BAKU, Azerbaijan, April 11. The imports’ impact on the exchange rate in Kazakhstan is due to generation of foreign currency demand by imports to pay for it, Azat Uskenbayev, director of the payment balance department at the country’s National Bank (NBK), said, Trend reports via the NBK’s press service.
“However, here it’s necessary to take into account the specifics of Kazakhstan, according to which some of the intermediate and investment imports are financed by foreign direct investments,” Uskenbayev noted. “Since these volumes do not pass through the domestic foreign exchange market, they don’t exert pressure on the tenge rate.”
According to him, the demand for foreign currency in the domestic market is generated by that part of intermediate and investment imports, which is purchased through fiscal expenses and business funds not backed by foreign investments, as well as consumer imports.

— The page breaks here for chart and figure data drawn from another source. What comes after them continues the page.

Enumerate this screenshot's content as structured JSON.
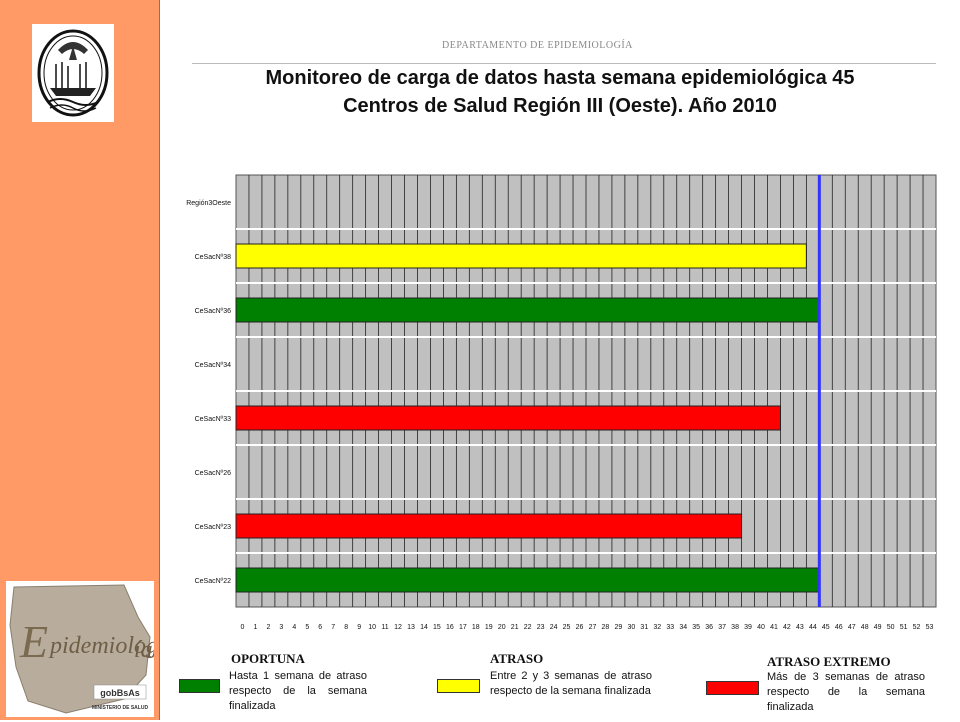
{
  "header": {
    "department": "DEPARTAMENTO DE EPIDEMIOLOGÍA",
    "title_line1": "Monitoreo de carga de datos hasta semana epidemiológica 45",
    "title_line2": "Centros de Salud Región III (Oeste). Año 2010"
  },
  "logos": {
    "seal": "city-coat-of-arms",
    "epi_logo_text": "Epidemiología",
    "gob_text": "gobBsAs",
    "ministry_text": "MINISTERIO DE SALUD"
  },
  "legend": {
    "oportuna": {
      "title": "OPORTUNA",
      "text": "Hasta 1 semana de atraso respecto de la semana finalizada",
      "color": "#008000"
    },
    "atraso": {
      "title": "ATRASO",
      "text": "Entre 2 y 3 semanas de atraso respecto de la semana finalizada",
      "color": "#ffff00"
    },
    "extremo": {
      "title": "ATRASO EXTREMO",
      "text": "Más de 3 semanas de atraso respecto de la semana finalizada",
      "color": "#ff0000"
    }
  },
  "chart_data": {
    "type": "bar",
    "orientation": "horizontal",
    "categories": [
      "Región3Oeste",
      "CeSacNº38",
      "CeSacNº36",
      "CeSacNº34",
      "CeSacNº33",
      "CeSacNº26",
      "CeSacNº23",
      "CeSacNº22"
    ],
    "values": [
      null,
      43,
      44,
      null,
      41,
      null,
      38,
      44
    ],
    "bar_colors": [
      "",
      "#ffff00",
      "#008000",
      "",
      "#ff0000",
      "",
      "#ff0000",
      "#008000"
    ],
    "x_ticks": [
      "0",
      "1",
      "2",
      "3",
      "4",
      "5",
      "6",
      "7",
      "8",
      "9",
      "10",
      "11",
      "12",
      "13",
      "14",
      "15",
      "16",
      "17",
      "18",
      "19",
      "20",
      "21",
      "22",
      "23",
      "24",
      "25",
      "26",
      "27",
      "28",
      "29",
      "30",
      "31",
      "32",
      "33",
      "34",
      "35",
      "36",
      "37",
      "38",
      "39",
      "40",
      "41",
      "42",
      "43",
      "44",
      "45",
      "46",
      "47",
      "48",
      "49",
      "50",
      "51",
      "52",
      "53"
    ],
    "xlim": [
      0,
      53
    ],
    "reference_line": {
      "x": 45,
      "color": "#3333ff"
    },
    "plot_background": "#c0c0c0",
    "grid": true
  }
}
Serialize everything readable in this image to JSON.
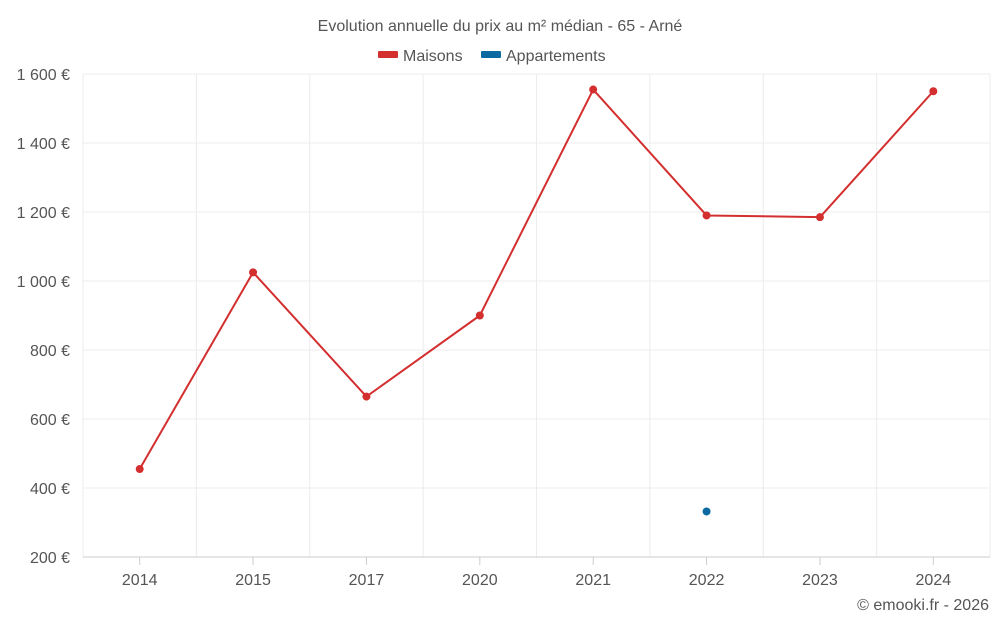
{
  "chart_data": {
    "type": "line",
    "title": "Evolution annuelle du prix au m² médian - 65 - Arné",
    "categories": [
      "2014",
      "2015",
      "2017",
      "2020",
      "2021",
      "2022",
      "2023",
      "2024"
    ],
    "series": [
      {
        "name": "Maisons",
        "color": "#d32f2f",
        "values": [
          455,
          1025,
          665,
          900,
          1555,
          1190,
          1185,
          1550
        ]
      },
      {
        "name": "Appartements",
        "color": "#0a6aa1",
        "values": [
          null,
          null,
          null,
          null,
          null,
          332,
          null,
          null
        ]
      }
    ],
    "ylim": [
      200,
      1600
    ],
    "yticks": [
      200,
      400,
      600,
      800,
      1000,
      1200,
      1400,
      1600
    ],
    "ytick_labels": [
      "200 €",
      "400 €",
      "600 €",
      "800 €",
      "1 000 €",
      "1 200 €",
      "1 400 €",
      "1 600 €"
    ],
    "xlabel": "",
    "ylabel": "",
    "grid": true,
    "legend_position": "top-center"
  },
  "credit": "© emooki.fr - 2026"
}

“The import of intermediate and investment goods, given the efficiency of further use of such goods, is justified, since it contributes to the development of domestic production,” the bank’s representative said. “Meanwhile, in terms of consumer goods, we see opportunities for import substitution and, as a result, reducing pressure on the exchange rate.”
“Some relatively simple goods, with efficient and rational use of resources, can be produced domestically. Such goods, for example, include sugar, apples, cheeses, sausages, poultry meat, household chemicals, clothes and shoes. So, in 2021, significant volumes of consumer imports were one of the main factors in the increased demand for foreign currency,” Uskenbayev said.